Françoise Hardy : On ne peut pas faire un récit autobiographique sans parler de ce qui a le plus compté dans sa vie. C'est d'ailleurs la raison majeure pour laquelle je ne voulais pas accéder à la demande de mon éditeur. J'ai parlé le moins possible de mon fils. Pour les hommes que j'ai aimés, je tenais à être aussi proche que possible de la vérité de mon vécu et de mon ressenti - qui n'est pas la vérité du leur - , ainsi qu'à livrer mes réflexions à ce sujet. En dehors de mon fils, ma vie personnelle n'a pas été épanouissante et j'espérais – naïvement sans doute – qu'expliquer en quoi mon comportement inadéquat avait induit les attitudes de l'autre qui me faisaient du mal, serait susceptible d'éclairer certaines lectrices éventuelles.

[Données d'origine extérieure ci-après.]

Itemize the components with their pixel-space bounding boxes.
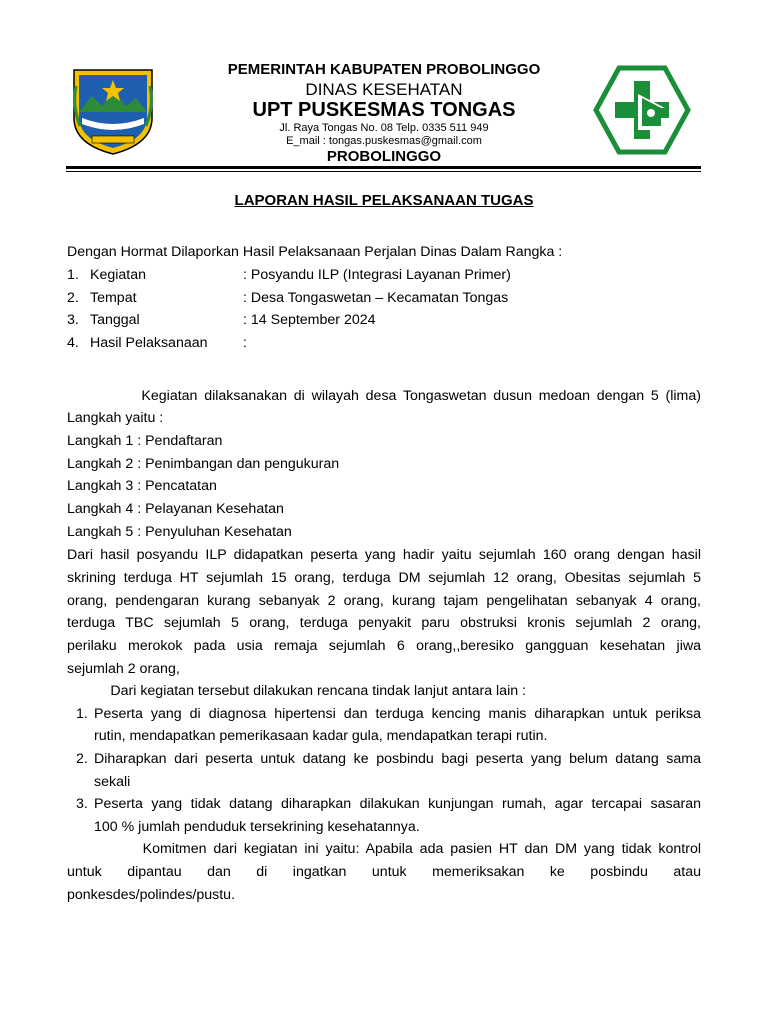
letterhead-divider-thick xyxy=(66,166,701,169)
paragraph-line: terduga TBC sejumlah 5 orang, terduga penyakit paru obstruksi kronis sejumlah 2 orang, xyxy=(67,615,701,631)
letterhead-government: PEMERINTAH KABUPATEN PROBOLINGGO xyxy=(227,61,541,78)
followup-number: 2. xyxy=(76,751,88,767)
letterhead-address: Jl. Raya Tongas No. 08 Telp. 0335 511 949 xyxy=(279,122,489,134)
step-line: Langkah 1 : Pendaftaran xyxy=(67,433,223,449)
step-line: Langkah 3 : Pencatatan xyxy=(67,478,217,494)
followup-intro: Dari kegiatan tersebut dilakukan rencana tindak lanjut antara lain : xyxy=(67,683,526,699)
paragraph-line: Langkah yaitu : xyxy=(67,410,164,426)
paragraph-line: perilaku merokok pada usia remaja sejumlah 6 orang,,beresiko gangguan kesehatan jiwa xyxy=(67,638,701,654)
paragraph-line: skrining terduga HT sejumlah 15 orang, terduga DM sejumlah 12 orang, Obesitas sejumlah 5 xyxy=(67,570,701,586)
followup-number: 1. xyxy=(76,706,88,722)
intro-line: Dengan Hormat Dilaporkan Hasil Pelaksanaan Perjalan Dinas Dalam Rangka : xyxy=(67,244,563,260)
detail-number: 2. xyxy=(67,290,79,306)
paragraph-line: Kegiatan dilaksanakan di wilayah desa Tongaswetan dusun medoan dengan 5 (lima) xyxy=(67,388,701,404)
detail-label: Tempat xyxy=(90,290,137,306)
followup-line: sekali xyxy=(94,774,131,790)
document-title: LAPORAN HASIL PELAKSANAAN TUGAS xyxy=(234,192,534,209)
detail-label: Hasil Pelaksanaan xyxy=(90,335,208,351)
regency-coat-of-arms-icon xyxy=(70,66,156,156)
followup-line: Peserta yang di diagnosa hipertensi dan terduga kencing manis diharapkan untuk periksa xyxy=(94,706,701,722)
letterhead-city: PROBOLINGGO xyxy=(326,148,442,165)
step-line: Langkah 5 : Penyuluhan Kesehatan xyxy=(67,524,292,540)
followup-line: 100 % jumlah penduduk tersekrining kesehatannya. xyxy=(94,819,420,835)
letterhead-unit: UPT PUSKESMAS TONGAS xyxy=(252,99,516,121)
detail-value: : xyxy=(243,335,247,351)
followup-line: Peserta yang tidak datang diharapkan dilakukan kunjungan rumah, agar tercapai sasaran xyxy=(94,796,701,812)
detail-value: : Posyandu ILP (Integrasi Layanan Primer) xyxy=(243,267,511,283)
paragraph-line: sejumlah 2 orang, xyxy=(67,661,180,677)
letterhead-department: DINAS KESEHATAN xyxy=(305,80,463,99)
detail-number: 4. xyxy=(67,335,79,351)
detail-value: : Desa Tongaswetan – Kecamatan Tongas xyxy=(243,290,509,306)
letterhead-email: E_mail : tongas.puskesmas@gmail.com xyxy=(286,135,482,147)
letterhead-divider-thin xyxy=(66,171,701,172)
paragraph-line: orang, pendengaran kurang sebanyak 2 orang, kurang tajam pengelihatan sebanyak 4 orang, xyxy=(67,593,701,609)
followup-number: 3. xyxy=(76,796,88,812)
detail-label: Kegiatan xyxy=(90,267,147,283)
step-line: Langkah 4 : Pelayanan Kesehatan xyxy=(67,501,284,517)
detail-label: Tanggal xyxy=(90,312,140,328)
paragraph-line: Dari hasil posyandu ILP didapatkan peserta yang hadir yaitu sejumlah 160 orang dengan hasil xyxy=(67,547,701,563)
followup-line: rutin, mendapatkan pemerikasaan kadar gula, mendapatkan terapi rutin. xyxy=(94,728,548,744)
detail-value: : 14 September 2024 xyxy=(243,312,376,328)
detail-number: 1. xyxy=(67,267,79,283)
detail-number: 3. xyxy=(67,312,79,328)
puskesmas-cross-house-icon xyxy=(593,64,691,156)
commitment-line: ponkesdes/polindes/pustu. xyxy=(67,887,236,903)
commitment-line: Komitmen dari kegiatan ini yaitu: Apabila ada pasien HT dan DM yang tidak kontrol xyxy=(67,841,701,857)
followup-line: Diharapkan dari peserta untuk datang ke posbindu bagi peserta yang belum datang sama xyxy=(94,751,701,767)
commitment-line: untuk dipantau dan di ingatkan untuk memeriksakan ke posbindu atau xyxy=(67,864,701,880)
step-line: Langkah 2 : Penimbangan dan pengukuran xyxy=(67,456,340,472)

Mais c'était aussi pour moi une motivation puissante d'écrire un récit autobiographique aussi honnête intellectuellement que possible, pour dissiper les contre-vérités propagées par la presse et faire pendant aux biographies non autorisées dont les approximations et les dénaturations me rendent folle, quand bien même ma personne et mon existence ont un intérêt plus que relatif.